ちろりという少女とマダムの2人でやりくりしている喫茶店「カモメ亭」。 住み込みで働くちろりちゃんの日常を、季節感たっぷりに描いていく作品。 ちょうど1話が掲載されたとき雑誌の感想で触れたので、ヒマでしたらそちらも。 →静寂可憐な新連載「ちろり」が面白い!・・・他『ゲッサン』7月号 この作品の感想として言いたいことはだいたいこの記事で書いちゃってるんですけども・・・・、やはりこの1話はとても印象的でした。 明け方目を覚ましたちろりが、身だしなみを整え、自分で着物を着付けて、開店準備をする。それだけを20ページほどをかけてじっくりと描写し、その間無音状態のサイレント漫画。 愛おしそうに店内を眺める所も好きですが、やはり彼女の着付けシーンに魅了される! 少女としての幼さを残しつつ、凛々しくもあり、パリッとした緊張感すらあって。 サイレントだからこそ、実に丁寧に描かれた絵の細部を意識できる。むしろ意識するからこそこの作品を真髄を味わえるというか。 彩りある季節のめぐり。人々のざわめき。町に吹きこむ潮風。湯気とともに匂い立つコーヒーの香り・・・。しっとりと水気を含んだような雰囲気の良さに、惚れ惚れしてしまうんですなあ。 それぞれの季節の風をふんわり感じつつ、ちろりちゃんの可憐さに舌鼓。 ちろり2 ああ、いい笑顔だ・・・。 カモメ亭の看板娘とも言えるちろり。彼女の些細な心配りや頑張りやなところが、カモメ亭にやってくるお客さんたちの胸を打つんですね。 「ちろり」という名前は彼女にピッタリ。 けっして体は大きくないし、強い存在感があるでもない。けれどちょっとだけ、人の心を幸せにしてくれる。それはカモメ亭にやってくる人々のみならず、読者も。 ちろり3 マダムとちろりちゃんの仲の良さも読んでいて微笑ましいですねえ。 ちろりちゃんがマダムに向ける憧れの眼差し・・・、マダムの一挙一動にちろりも一喜一憂したり。彼女が差し向ける優しさを受け取っては顔を赤らめて。 ほんのり百合っぽい?雰囲気を漂わせつつ、それまでの雰囲気を壊すことのなく、人と人の交流や優しさを上品に感じさせてくれます。 ・・・いや、この2人の関係には色っぽさがある気がするんですよ。百合と言い切るのには抵抗ありますけれど・・・なんでもかんでも恋愛感情だと解釈してしまうのは自分の悪い癖です。

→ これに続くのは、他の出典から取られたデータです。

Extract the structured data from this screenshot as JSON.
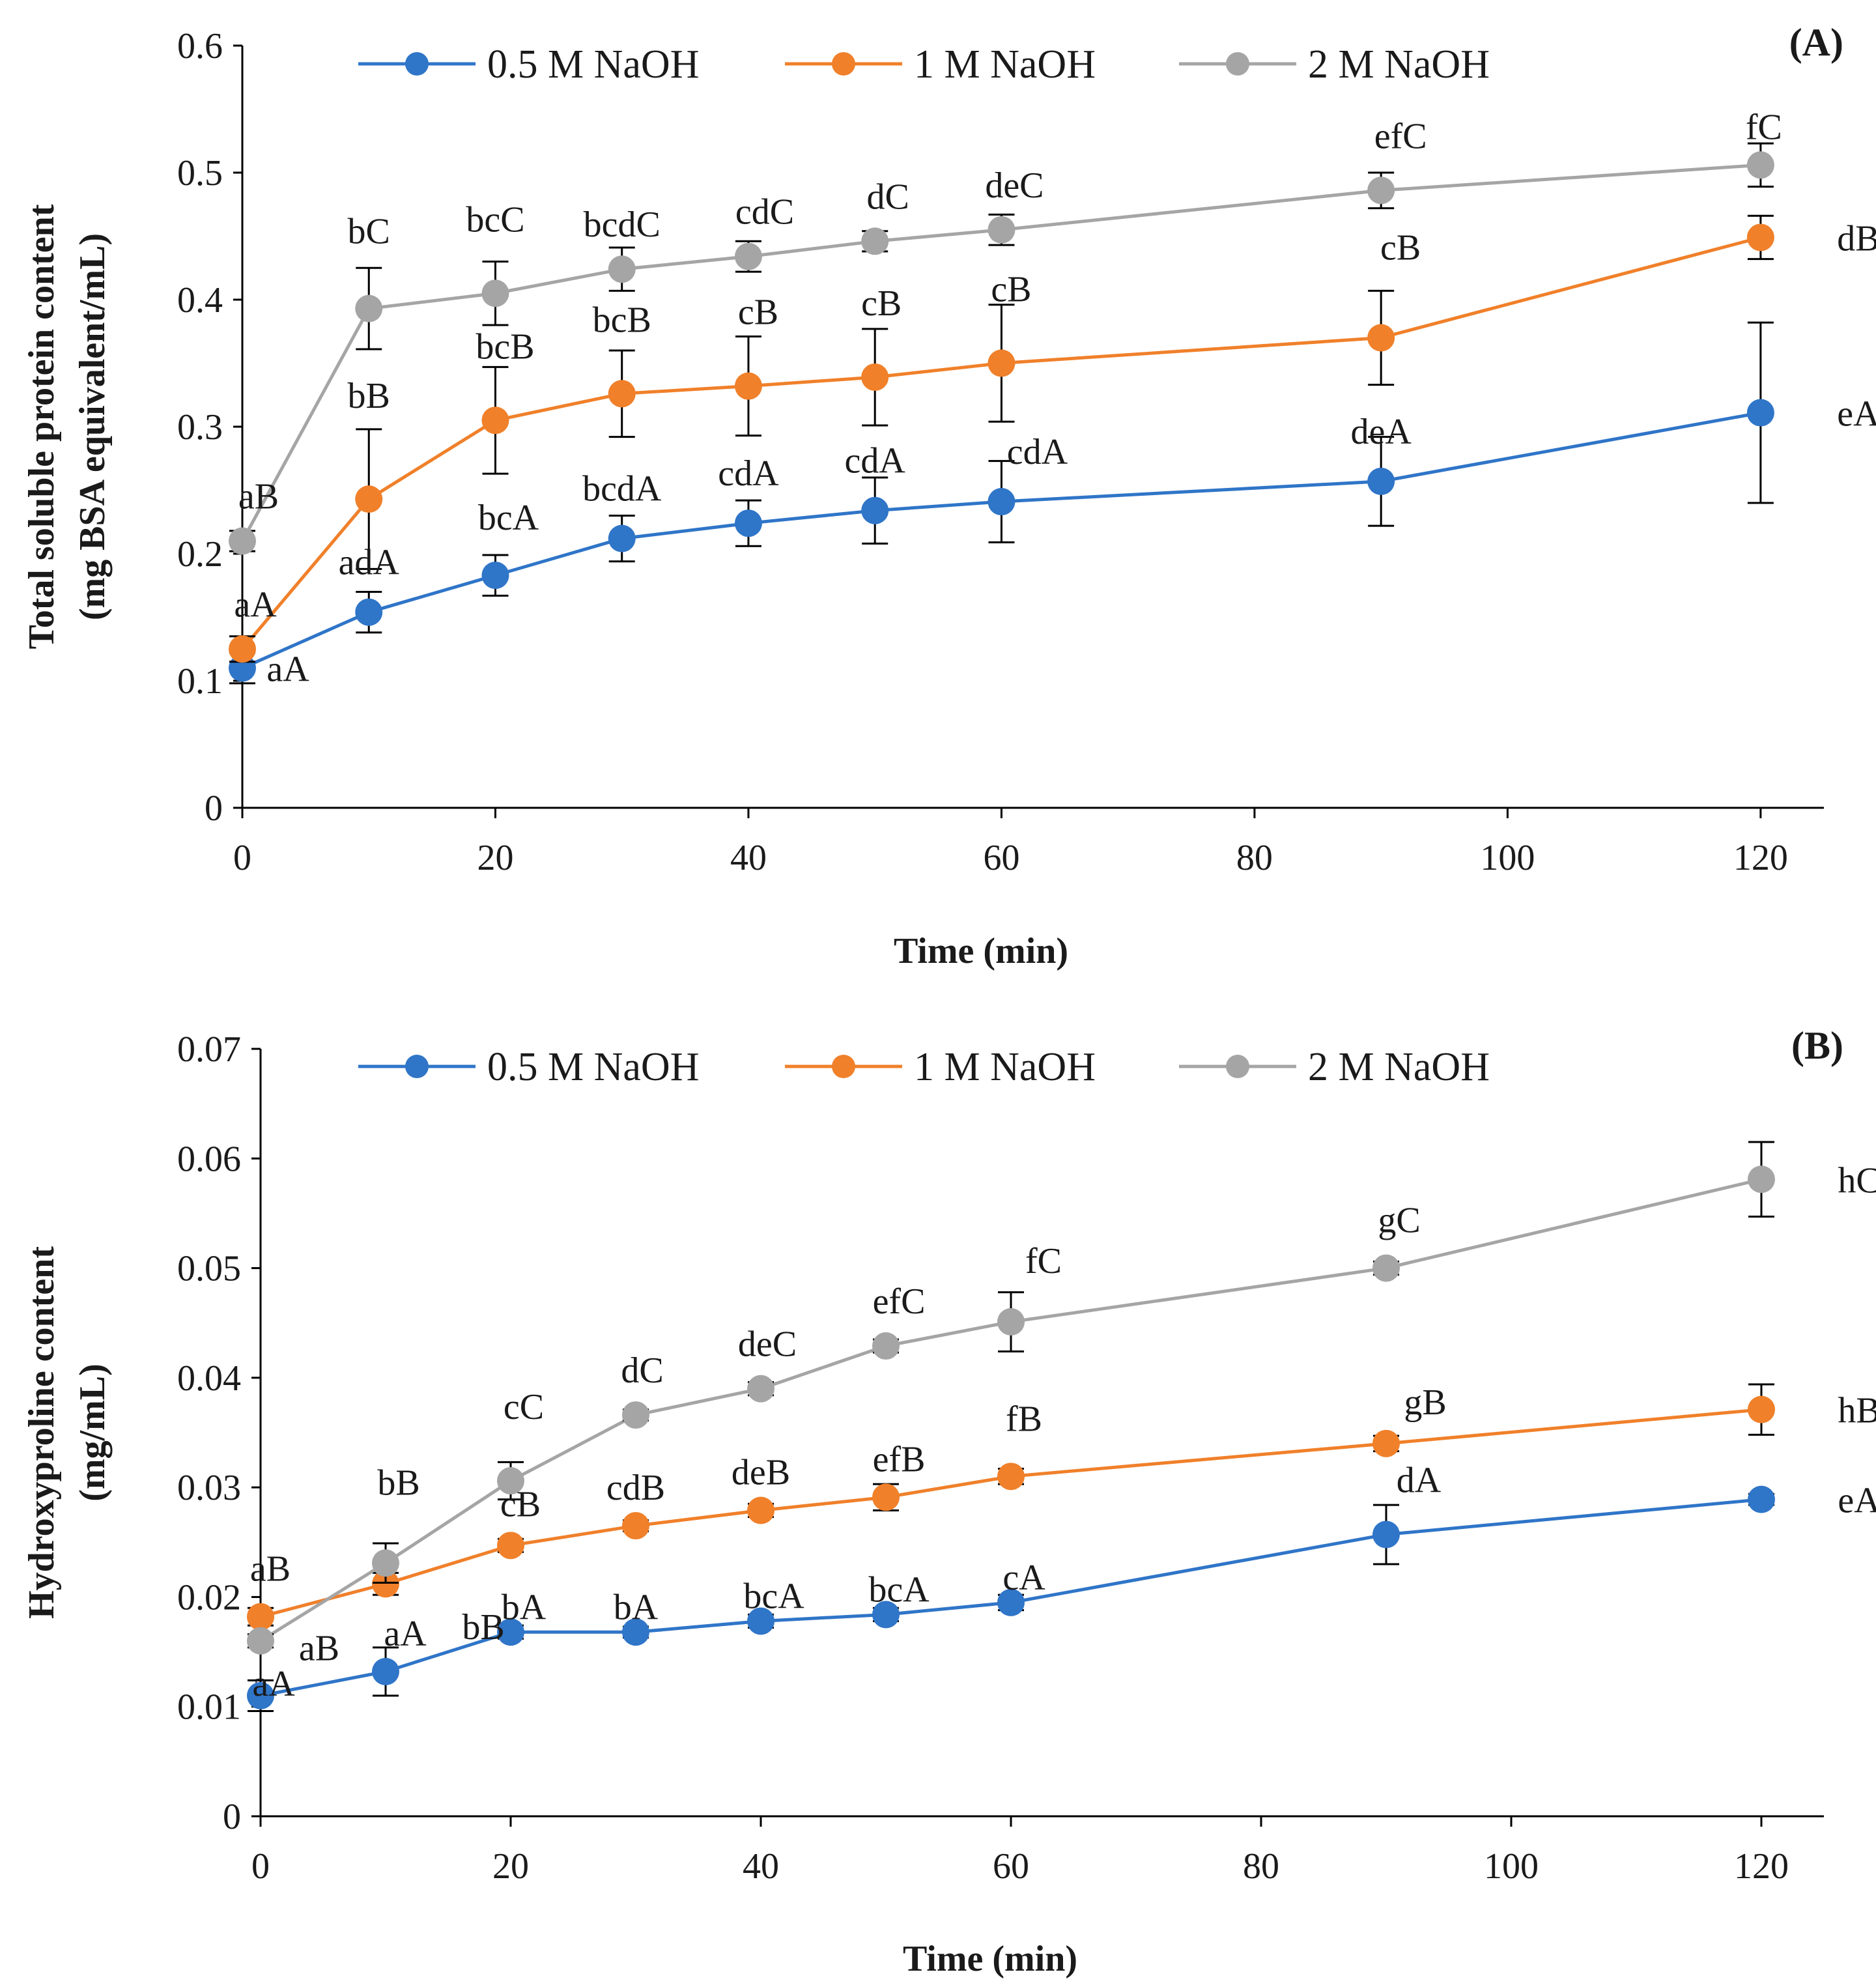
{
  "chart_data": [
    {
      "type": "line",
      "panel_label": "(A)",
      "xlabel": "Time (min)",
      "ylabel_lines": [
        "Total soluble protein content",
        "(mg BSA equivalent/mL)"
      ],
      "xlim": [
        0,
        125
      ],
      "ylim": [
        0,
        0.6
      ],
      "xticks": [
        0,
        20,
        40,
        60,
        80,
        100,
        120
      ],
      "yticks": [
        0,
        0.1,
        0.2,
        0.3,
        0.4,
        0.5,
        0.6
      ],
      "ytick_labels": [
        "0",
        "0.1",
        "0.2",
        "0.3",
        "0.4",
        "0.5",
        "0.6"
      ],
      "legend_position": "top",
      "grid": false,
      "x": [
        0,
        10,
        20,
        30,
        40,
        50,
        60,
        90,
        120
      ],
      "series": [
        {
          "name": "0.5 M NaOH",
          "color": "#2f75c8",
          "values": [
            0.11,
            0.154,
            0.183,
            0.212,
            0.224,
            0.234,
            0.241,
            0.257,
            0.311
          ],
          "errors": [
            0.012,
            0.016,
            0.016,
            0.018,
            0.018,
            0.026,
            0.032,
            0.035,
            0.071
          ],
          "labels": [
            "aA",
            "adA",
            "bcA",
            "bcdA",
            "cdA",
            "cdA",
            "cdA",
            "deA",
            "eA"
          ]
        },
        {
          "name": "1 M NaOH",
          "color": "#f0802a",
          "values": [
            0.125,
            0.243,
            0.305,
            0.326,
            0.332,
            0.339,
            0.35,
            0.37,
            0.449
          ],
          "errors": [
            0.01,
            0.055,
            0.042,
            0.034,
            0.039,
            0.038,
            0.046,
            0.037,
            0.017
          ],
          "labels": [
            "aA",
            "bB",
            "bcB",
            "bcB",
            "cB",
            "cB",
            "cB",
            "cB",
            "dB"
          ]
        },
        {
          "name": "2 M NaOH",
          "color": "#a5a5a5",
          "values": [
            0.21,
            0.393,
            0.405,
            0.424,
            0.434,
            0.446,
            0.455,
            0.486,
            0.506
          ],
          "errors": [
            0.008,
            0.032,
            0.025,
            0.017,
            0.012,
            0.008,
            0.012,
            0.014,
            0.017
          ],
          "labels": [
            "aB",
            "bC",
            "bcC",
            "bcdC",
            "cdC",
            "dC",
            "deC",
            "efC",
            "fC"
          ]
        }
      ]
    },
    {
      "type": "line",
      "panel_label": "(B)",
      "xlabel": "Time (min)",
      "ylabel_lines": [
        "Hydroxyproline content",
        "(mg/mL)"
      ],
      "xlim": [
        0,
        125
      ],
      "ylim": [
        0,
        0.07
      ],
      "xticks": [
        0,
        20,
        40,
        60,
        80,
        100,
        120
      ],
      "yticks": [
        0,
        0.01,
        0.02,
        0.03,
        0.04,
        0.05,
        0.06,
        0.07
      ],
      "ytick_labels": [
        "0",
        "0.01",
        "0.02",
        "0.03",
        "0.04",
        "0.05",
        "0.06",
        "0.07"
      ],
      "legend_position": "top",
      "grid": false,
      "x": [
        0,
        10,
        20,
        30,
        40,
        50,
        60,
        90,
        120
      ],
      "series": [
        {
          "name": "0.5 M NaOH",
          "color": "#2f75c8",
          "values": [
            0.011,
            0.0132,
            0.0168,
            0.0168,
            0.0178,
            0.0184,
            0.0195,
            0.0257,
            0.0289
          ],
          "errors": [
            0.0014,
            0.0022,
            0.0006,
            0.0005,
            0.0006,
            0.0006,
            0.0007,
            0.0027,
            0.0005
          ],
          "labels": [
            "aA",
            "aA",
            "bA",
            "bA",
            "bcA",
            "bcA",
            "cA",
            "dA",
            "eA"
          ]
        },
        {
          "name": "1 M NaOH",
          "color": "#f0802a",
          "values": [
            0.0182,
            0.0212,
            0.0247,
            0.0265,
            0.0279,
            0.0291,
            0.031,
            0.034,
            0.0371
          ],
          "errors": [
            0.0008,
            0.001,
            0.0006,
            0.0005,
            0.0006,
            0.0012,
            0.0007,
            0.0007,
            0.0023
          ],
          "labels": [
            "aB",
            "bB",
            "cB",
            "cdB",
            "deB",
            "efB",
            "fB",
            "gB",
            "hB"
          ]
        },
        {
          "name": "2 M NaOH",
          "color": "#a5a5a5",
          "values": [
            0.016,
            0.0231,
            0.0306,
            0.0366,
            0.039,
            0.0429,
            0.0451,
            0.05,
            0.0581
          ],
          "errors": [
            0.0006,
            0.0018,
            0.0017,
            0.0005,
            0.0006,
            0.0006,
            0.0027,
            0.0006,
            0.0034
          ],
          "labels": [
            "aB",
            "bB",
            "cC",
            "dC",
            "deC",
            "efC",
            "fC",
            "gC",
            "hC"
          ]
        }
      ]
    }
  ]
}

さて、この作品は季節感を重視しています。 夏には夏の、冬には冬の空気をめいっぱいに感じさせてくれる。 季節が際立つ中で、キャラクターの息づかいも感じ取れるのが素晴らしいです。 個人的に好きなのが夏のエピソード。 夏だと暑いでしょってことで、薄手の着物を着ることになるちろりですが。あまりのスケスケっぷりに緊張してしまっています。そのドキドキした様子がかわいいくてかわいくて! ちろり あと花火のエピソードもたまらない。 花火を見るために喫茶店に押し寄せてきたたくさんのお客さん。その対応するために暑い中働き詰め。花火お見ることもできず仕事に追われるちろりちゃん。 そして落ち着いてから差し出された1杯の水を、ゴクゴクと実に美味しそうに飲み干す。 汗だくになって頑張ったあとだからこその1杯。日常の中できらめく些細な幸せです。そこに静かにスポットライトを落とした、お気に入りのエピソードでした。 もともとはゲッサンの2011年1月号に読み切りとして登場した作品ですが 7月号から正式に連載となりスタートしました。単行本には第7話まで収録。 そういえば読み切りは収録されていなくて惜しいなぁと思いましたが これを改めて読んでみたら、連載版とはちょっと雰囲気が違うんですよね。 季節感を重視し、しみじみと雰囲気に浸らせる感覚は現在と同様でしたが、若干ドタバタ要素があったりしました。でもこの読み切りも好きなのでいずれ収録して欲しいなー。 作画に関して好感度たかし。情緒豊かな作品の魅力を引き出しているのは、サイレント演出にも耐えうる丁寧な仕事ぶりでしょう。 基本的に店内ばかりで展開していくのですが、そこからその季節に応じた町全体の雰囲気がつかめてしまうのがいいですねえ。和洋の空気が入り交じる明治という舞台設定も絶妙。 キャラクターはかわいくかけていますが、ちょいと首が長いのが気になるか。でもキャラクターがしなやかなラインで描かれて、自分としてはかなり好きな感じ。ちろりちゃんの表情もいちいち可愛くてたまりません! ストーリー色はほとんどなく、まったりとした感じを味わう作品。いわゆるヒーリングコミックと言えるかも。セリフ量がとても少なく、するすると読めてしまうのですが、できればゆったりと1コマ1コマを噛み締めながら味わっていきたい漫画ですねえ。 キャラや展開など、一種の「奥ゆかしさ」がツボになる癒し漫画です。 それは物腰の柔らかさというか、包み込まれるような居心地のよさというか。 季節の風と、やさしさと、ちょっとした幸せと・・・、様々なものにしみじみ感じ入ります。 あと単純に、着物を来てちまちまと頑張る女の子の仕事ぶりがかわゆい。 『ちろり』1巻 ・・・・・・・・・・・★★★★ 静寂が活きている漫画。心を落ち着けて味わいたい、上品な明治ロマン。